Video games, computer games, console games and mobile games come in variety of designs; previous generation games used to be designed using 2D techniques, while modern games go for the more realistic 3D approach.
However, it may be very expensive (in terms of design cost, as well as the system resources required to run the game) to design a game in true 3D. Some games don’t even need them, some games can’t run in simple devices if designed in true 3D manner; yet, gamers prefer having a 3D environment to have a complete experience.
What is this Isometric art?
Basically it is a combination of drop down art in 2 point perspective. Earlier it was mostly used for RPG games only. But, after Zygna game services revolutionized the industry, isometric art came to be used even for casually games; most popular example for use of isometric art is the super hit game Farmville.
Imagine there is a ball on the ground; if we draw it in a 2D style, it will show as a circle; same ball drawn on a 3D style will show a sphere (which is the actual shape of the ball).
In real life, what do you see: a circle, or a sphere?
That depends on your viewpoint. If you are seeing it in a straight line from your eyes, you see a circle only. If the same view is seen from a slightly elevated angle, a tilted viewpoint, you can see the whole sphere.
While circle is a 2D shape and sphere is a 3D shape, isometric art tries to draw a line in between, creating a pseudo 3D view.
Imagine a simple brick game where bricks are falling from the top. In a 2D brick game, you don’t actually see bricks, they are all rectangles only. Even the simplest phone can display these rectangles because memory requirement for such a game is very less.
If you have a smart phone playing the same game, you see actual 3D bricks falling. They need higher memory and processing power and can provide wonderful game experience.
Imagine the same 2D brick game in the same basic phone, but seen from a tilted angle; means, you are standing above in terrace watching the bricks fall from somewhere. Now you can see slightly more than the rectangles; it may not be true 3D, but it does look like actual bricks falling.
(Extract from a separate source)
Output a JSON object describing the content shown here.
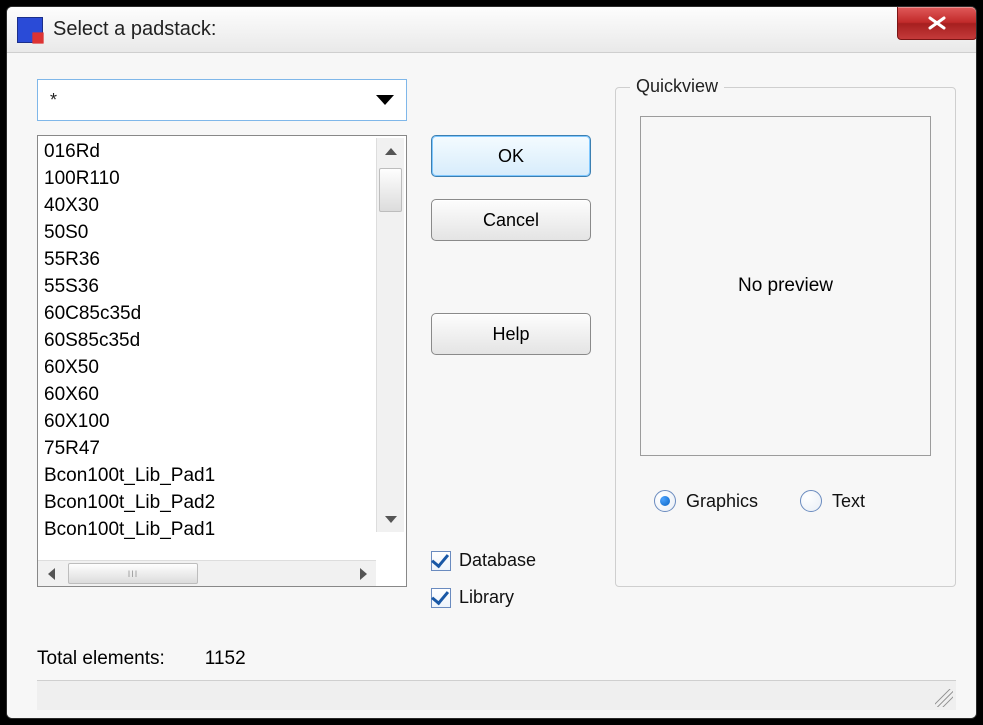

This type of artwork is called isometric art. They don’t require typical 3D design tools to draw; even the gamers don’t need high power rendering processors; they just get the feel of 3D in a 2D setup.
Isometric art can be in 2D, 3D or pre-rendered 3D or vector. It all depends on game requirements and isometric art has to follow a particular style based on that: casual, realistic or stylized.
Designers can create isometric drawings using tools similar to 2D design tools. Only difference will be, they make them in a tilted viewpoint. Game designer Clint Bellanger defines this as, ‘swing the camera 45 degrees to one side, and then 30 degrees down.’
This means, a rectangle in 2D design will show as a diamond in isometric drawings. A cube, which was represented as a rectangle in 2D world, will now appear to have at least three sides!
Biggest advantage of isometric art is that we can make them really fast (when compared to a pure 3D design) and easy. They can be played in more basic devices which may not have 3D rendering capabilities.
If you are outsourcing your 3D modeling services to experts, isometric drawings will give you a feel of how they might look like. This helps in fine tuning character models before handing them over to the 3D modeling team.